Ideology and Academia – Liberal Dominance Only in Those Fields Where it Matters:

The recent study of academics’ political ideologies by sociologists Neil Gross and Solon Simmons has been touted by the authors and by Inside Higher Education as showing that liberal dominance in academia is much less great than many believe.

However, this interpetation of the data is questionable. Gross and Simmons’ Table 2 (pg. 28) shows that liberal dominance is overwhelming in the humanities and social sciences, the only two categories they list where ideology is actually likely to matter in influencing research agendas and classroom instruction:



Table 2
Field Liberal Moderate Conservative
Phys/bio sciences 45.2 47.0 7.8
Social sciences 58.2 36.9 4.9
Humanities 52.2 44.3 3.6
Comp sci/engineering 10.7 78.0 11.3
Health sciences 20.5 59.0 20.5
Other 53.4 35.9 10.7
Business 21.3 54.3 24.5
Total 43.5 47.1 9.4

Thus, Gross and Simmons’ findings indicate that liberals outnumber conservatives by 11-1 among social scientists and 13-1 among humanities professors, with liberals forming a clear absolute majority in both fields. The somewhat less lopsided overall figure (about 4-1 liberal-conservative ratio) is reached only because of the relatively balanced nature of “health sciences,” physical/bio sciences, comp sci/engineering, and business faculties. With the possible exception of business, all of the latter are fields where ideology makes little or no difference in either research or teaching. There are few meaningful professional differences between liberal computer scientists and conservative ones, or between liberal and conservative physicists. Moreover, Gross and Simmons’ Table 12 (pg. 41) shows the results of a different survey question on which 24% of social scientists and 19% of humanities professors self-identified as “radical.” This indicates that self-identified radicals (to say nothing of the left side of the political spectrum more generally) actually significantly outnumber conservatives in both fields.

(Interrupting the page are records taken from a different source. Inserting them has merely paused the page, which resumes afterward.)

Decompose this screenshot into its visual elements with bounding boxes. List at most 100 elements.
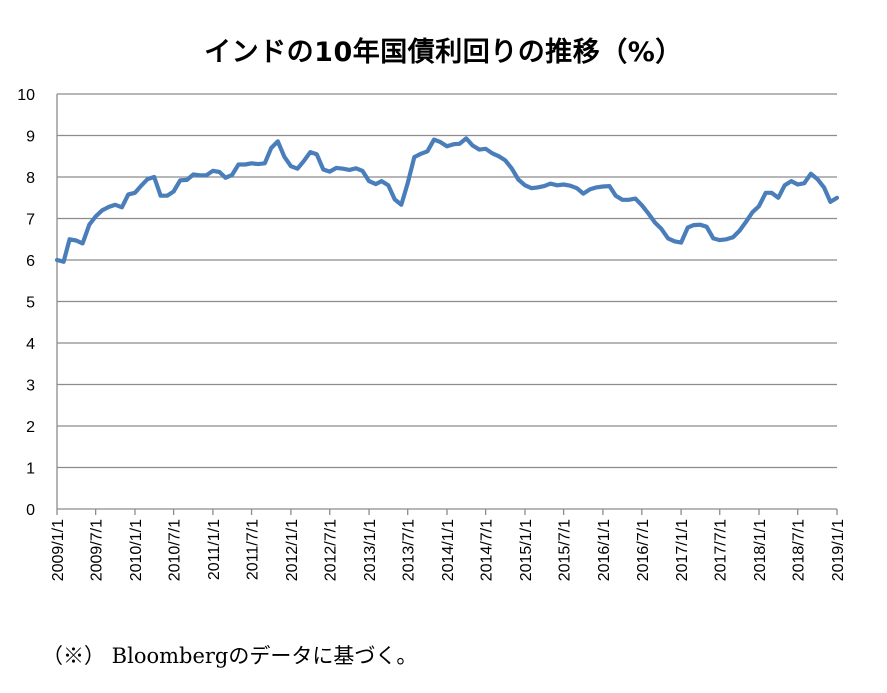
data-point bbox=[147, 178, 149, 180]
x-tick-label: 2010/1/1 bbox=[128, 519, 145, 581]
x-tick-label: 2015/1/1 bbox=[518, 519, 535, 581]
data-point bbox=[153, 176, 155, 178]
data-point bbox=[478, 149, 480, 151]
data-point bbox=[524, 184, 526, 186]
x-tick-label: 2010/7/1 bbox=[167, 519, 184, 581]
x-tick-label: 2014/7/1 bbox=[479, 519, 496, 581]
y-tick-label: 8 bbox=[26, 170, 35, 187]
data-point bbox=[595, 186, 597, 188]
data-point bbox=[732, 236, 734, 238]
data-point bbox=[219, 171, 220, 173]
data-point bbox=[706, 226, 708, 228]
data-point bbox=[459, 143, 461, 145]
data-point bbox=[491, 152, 493, 154]
data-point bbox=[407, 182, 409, 184]
data-point bbox=[173, 191, 175, 192]
data-point bbox=[602, 186, 604, 187]
data-point bbox=[361, 170, 363, 172]
x-tick-labels: 2009/1/1 2009/7/1 2010/1/1 2010/7/1 2011/1/1… bbox=[50, 519, 847, 581]
data-point bbox=[127, 193, 129, 195]
data-point bbox=[179, 179, 181, 181]
data-point bbox=[375, 183, 377, 185]
data-point bbox=[387, 184, 389, 186]
x-tick-label: 2009/7/1 bbox=[89, 519, 106, 581]
data-point bbox=[95, 215, 97, 217]
data-point bbox=[550, 183, 552, 185]
y-tick-label: 7 bbox=[26, 212, 35, 229]
data-point bbox=[283, 156, 285, 158]
data-point bbox=[322, 169, 324, 170]
data-point bbox=[394, 198, 396, 200]
data-point bbox=[329, 171, 331, 173]
data-point bbox=[56, 259, 58, 261]
x-tick-label: 2019/1/1 bbox=[830, 519, 847, 581]
data-point bbox=[543, 185, 545, 187]
data-point bbox=[693, 224, 695, 226]
data-point bbox=[537, 186, 539, 188]
data-point bbox=[225, 177, 226, 179]
data-point bbox=[765, 192, 767, 194]
x-tick-label: 2009/1/1 bbox=[50, 519, 67, 581]
data-point bbox=[517, 179, 519, 180]
data-point bbox=[244, 164, 246, 165]
data-point bbox=[589, 188, 591, 190]
data-point bbox=[446, 145, 448, 147]
x-tick-label: 2018/7/1 bbox=[791, 519, 808, 581]
data-point bbox=[784, 184, 786, 186]
y-tick-label: 4 bbox=[26, 336, 35, 353]
data-point bbox=[335, 167, 337, 169]
data-point bbox=[368, 180, 370, 182]
data-point bbox=[141, 184, 143, 186]
x-tick-label: 2011/1/1 bbox=[206, 519, 223, 580]
data-point bbox=[699, 224, 701, 226]
data-point bbox=[251, 162, 253, 164]
data-point bbox=[121, 206, 123, 208]
data-point bbox=[101, 209, 103, 211]
data-point bbox=[212, 170, 214, 172]
x-tick-label: 2017/1/1 bbox=[674, 519, 691, 581]
data-point bbox=[166, 195, 168, 197]
y-tick-labels: 0 1 2 3 4 5 6 7 8 9 10 bbox=[17, 87, 35, 519]
data-point bbox=[199, 174, 201, 176]
y-tick-label: 1 bbox=[26, 461, 35, 478]
data-point bbox=[609, 185, 610, 187]
data-point bbox=[576, 187, 578, 189]
footnote: （※） Bloombergのデータに基づく。 bbox=[42, 644, 418, 668]
data-point bbox=[342, 168, 344, 170]
x-tick-label: 2017/7/1 bbox=[713, 519, 730, 581]
data-point bbox=[238, 164, 239, 165]
data-point bbox=[823, 186, 825, 188]
axes bbox=[56, 94, 838, 515]
data-point bbox=[660, 228, 662, 230]
data-point bbox=[114, 204, 116, 206]
data-point bbox=[654, 222, 656, 224]
data-point bbox=[628, 199, 630, 201]
data-point bbox=[69, 238, 71, 240]
data-point bbox=[634, 198, 636, 200]
data-point bbox=[647, 213, 649, 214]
x-tick-label: 2015/7/1 bbox=[557, 519, 574, 581]
data-point bbox=[751, 211, 753, 213]
data-point bbox=[420, 153, 422, 155]
x-tick-label: 2016/1/1 bbox=[596, 519, 613, 581]
data-point bbox=[355, 167, 357, 169]
x-tick-label: 2013/7/1 bbox=[401, 519, 418, 581]
data-point bbox=[719, 239, 721, 241]
y-tick-label: 2 bbox=[26, 419, 35, 436]
series-line bbox=[54, 136, 840, 264]
data-point bbox=[465, 137, 467, 139]
data-point bbox=[277, 140, 279, 142]
data-point bbox=[205, 174, 207, 176]
data-point bbox=[348, 169, 350, 171]
data-point bbox=[160, 195, 162, 197]
data-point bbox=[556, 184, 558, 186]
data-point bbox=[413, 156, 415, 158]
x-tick-label: 2011/7/1 bbox=[245, 519, 262, 580]
data-point bbox=[829, 201, 831, 203]
data-point bbox=[836, 197, 838, 199]
data-point bbox=[745, 221, 747, 223]
data-point bbox=[641, 204, 643, 206]
data-point bbox=[270, 147, 272, 149]
data-point bbox=[511, 168, 513, 170]
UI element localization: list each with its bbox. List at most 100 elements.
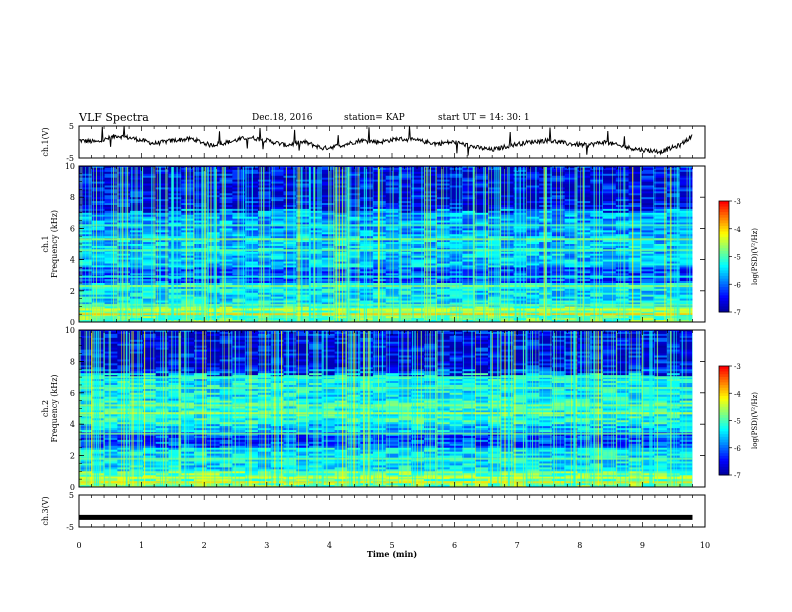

Even in business classes, where ideology perhaps matters more than in the hard sciences, it probably matters less than in the social sciences and humanities. As I understand it (based admittedly on limited knowledge – I welcome correction from experts) a high percentage of business class instruction and business school professors’ research focuses on relatively nonideological issues such as techniques for running a company, developing products, and marketing; only a minority of business courses focus on public policy issues with an ideological valence.
Be that as it may, business professors surely have much less aggregate influence on both academic research and classroom instruction on politically charged issues than do humanities and social science scholars.

UPDATE: To avoid confusion, I should emphasize that this post takes Gross and Simmons’ definition of “conservative,” “liberal,” and “moderate” as given. In the next post I challenge their analysis of moderation. There is therefore no contradiction between this post and the next one, although I admit I should have made the distinction between the two clear earlier.

UPDATE #2: Some commenters note that there is a large preponderance of liberals over conservatives in biological and physical sciences as well (almost 6-1). This is true. However, by Gross and Simmons’ methodology, liberals in these fields are still outnumbered by moderates and conservatives (about 55-45). Thus, liberal dominance in these fields is not as clear as it is in the social sciences and humanities, where liberals outnumber conservatives by even larger margins and also constitute a clear absolute majority of the total.